Begrijp dit in samenhang met de concentratie waar het hier over gaat. In het leven van alledag kunnen afleidingen rampzalig zijn. Ik werd hier nogal hardhandig aan herinnerd toen ik sinds een jaar weer in Los Angeles was, op die drukke drie- en vierbaanssnelwegen waar bijna bumper aan bumper wordt gereden met snelheden van zo'n 100 km per uur. Op die snelwegen kun je 100 km per uur rijden en alles wat er nodig is, is een moment van afleiding om uit je rijstrook te raken en boem! — vijf, tien, vijftien auto's kunnen binnen luttele seconden op elkaar knallen; en dat kan het einde zijn, zo maar even afgeleid zijn door iets wat je uit een ooghoek ziet in het verkeer, of in de auto; je draait je hoofd, raakt uit de koers en botst. Auto-onderdelen vliegen alle kanten uit en misschien ook wel delen van mensen.

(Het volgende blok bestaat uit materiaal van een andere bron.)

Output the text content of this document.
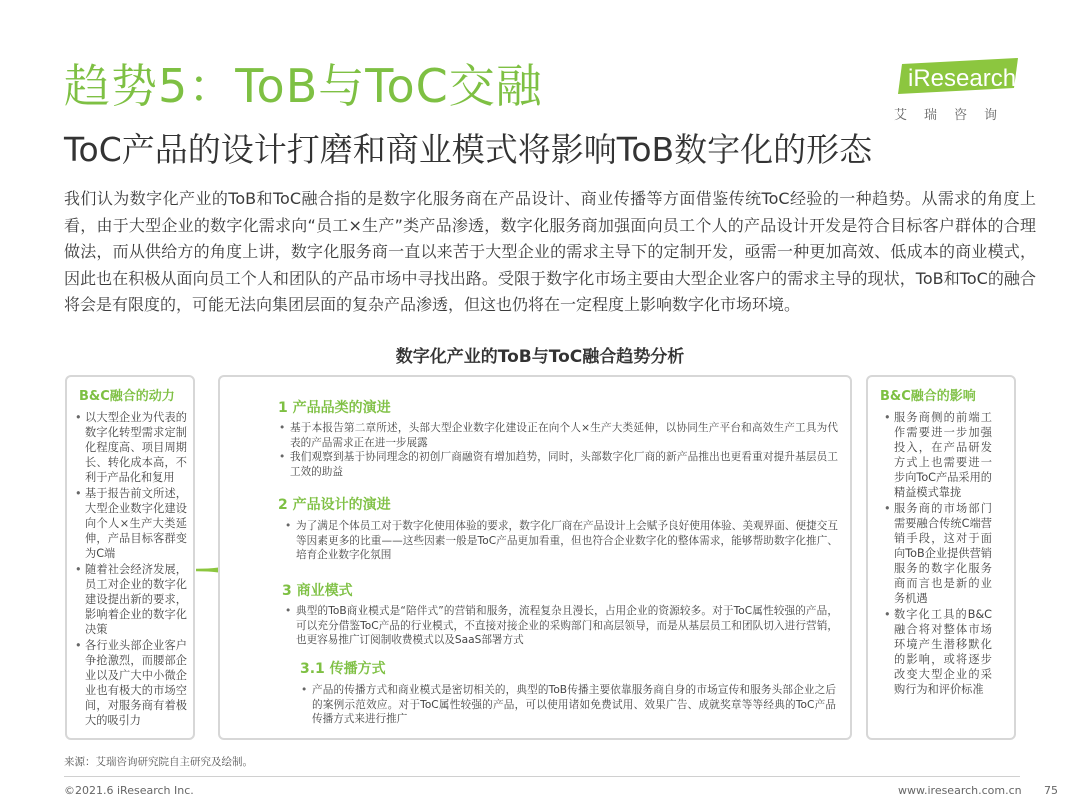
趋势5：ToB与ToC交融	iResearch
艾瑞咨询
ToC产品的设计打磨和商业模式将影响ToB数字化的形态
我们认为数字化产业的ToB和ToC融合指的是数字化服务商在产品设计、商业传播等方面借鉴传统ToC经验的一种趋势。从需求的角度上看，由于大型企业的数字化需求向“员工×生产”类产品渗透，数字化服务商加强面向员工个人的产品设计开发是符合目标客户群体的合理做法，而从供给方的角度上讲，数字化服务商一直以来苦于大型企业的需求主导下的定制开发，亟需一种更加高效、低成本的商业模式，因此也在积极从面向员工个人和团队的产品市场中寻找出路。受限于数字化市场主要由大型企业客户的需求主导的现状，ToB和ToC的融合将会是有限度的，可能无法向集团层面的复杂产品渗透，但这也仍将在一定程度上影响数字化市场环境。
数字化产业的ToB与ToC融合趋势分析
B&C融合的动力
• 以大型企业为代表的数字化转型需求定制化程度高、项目周期长、转化成本高，不利于产品化和复用
• 基于报告前文所述，大型企业数字化建设向个人×生产大类延伸，产品目标客群变为C端
• 随着社会经济发展，员工对企业的数字化建设提出新的要求，影响着企业的数字化决策
• 各行业头部企业客户争抢激烈，而腰部企业以及广大中小微企业也有极大的市场空间，对服务商有着极大的吸引力
1 产品品类的演进
• 基于本报告第二章所述，头部大型企业数字化建设正在向个人×生产大类延伸，以协同生产平台和高效生产工具为代表的产品需求正在进一步展露
• 我们观察到基于协同理念的初创厂商融资有增加趋势，同时，头部数字化厂商的新产品推出也更看重对提升基层员工工效的助益
2 产品设计的演进
• 为了满足个体员工对于数字化使用体验的要求，数字化厂商在产品设计上会赋予良好使用体验、美观界面、便捷交互等因素更多的比重——这些因素一般是ToC产品更加看重，但也符合企业数字化的整体需求，能够帮助数字化推广、培育企业数字化氛围
3 商业模式
• 典型的ToB商业模式是“陪伴式”的营销和服务，流程复杂且漫长，占用企业的资源较多。对于ToC属性较强的产品，可以充分借鉴ToC产品的行业模式，不直接对接企业的采购部门和高层领导，而是从基层员工和团队切入进行营销，也更容易推广订阅制收费模式以及SaaS部署方式
3.1 传播方式
• 产品的传播方式和商业模式是密切相关的，典型的ToB传播主要依靠服务商自身的市场宣传和服务头部企业之后的案例示范效应。对于ToC属性较强的产品，可以使用诸如免费试用、效果广告、成就奖章等等经典的ToC产品传播方式来进行推广
B&C融合的影响
• 服务商侧的前端工作需要进一步加强投入，在产品研发方式上也需要进一步向ToC产品采用的精益模式靠拢
• 服务商的市场部门需要融合传统C端营销手段，这对于面向ToB企业提供营销服务的数字化服务商而言也是新的业务机遇
• 数字化工具的B&C融合将对整体市场环境产生潜移默化的影响，或将逐步改变大型企业的采购行为和评价标准
来源：艾瑞咨询研究院自主研究及绘制。
©2021.6 iResearch Inc.	www.iresearch.com.cn 75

Toen ik nog in de staalfabriek werkte, werd ons vaak verteld — ik bedoel echt vaak, dat het hoogste percentage van de ernstige ongelukken tijdens twee perioden van de dag plaatsvond — net voor de lunch en net voor het einde van de dagelijkse werktijd. De reden is duidelijk. De mannen hadden hun gedachten niet meer volledig bij hun werk, omdat ze al vooruitkeken naar de lunchtijd, naar een beetje rust of naar het naar huis gaan. Ze waren met hun gedachten niet meer volledig bij hun werk en soms is er in de staalfabriek niet meer nodig, net als in het drukke verkeer — en je wordt tot gehakt gemaakt. We werden er dus voortdurend aan herinnerd om dat niet te doen, omdat ze ons niet erg graag dood zagen gaan. Misschien was hun reden in principe van financiële aard, maar desondanks was het een goed advies om in het bijzonder vlak voor lunch en einde werktijd de gedachten goed bij het werk te houden.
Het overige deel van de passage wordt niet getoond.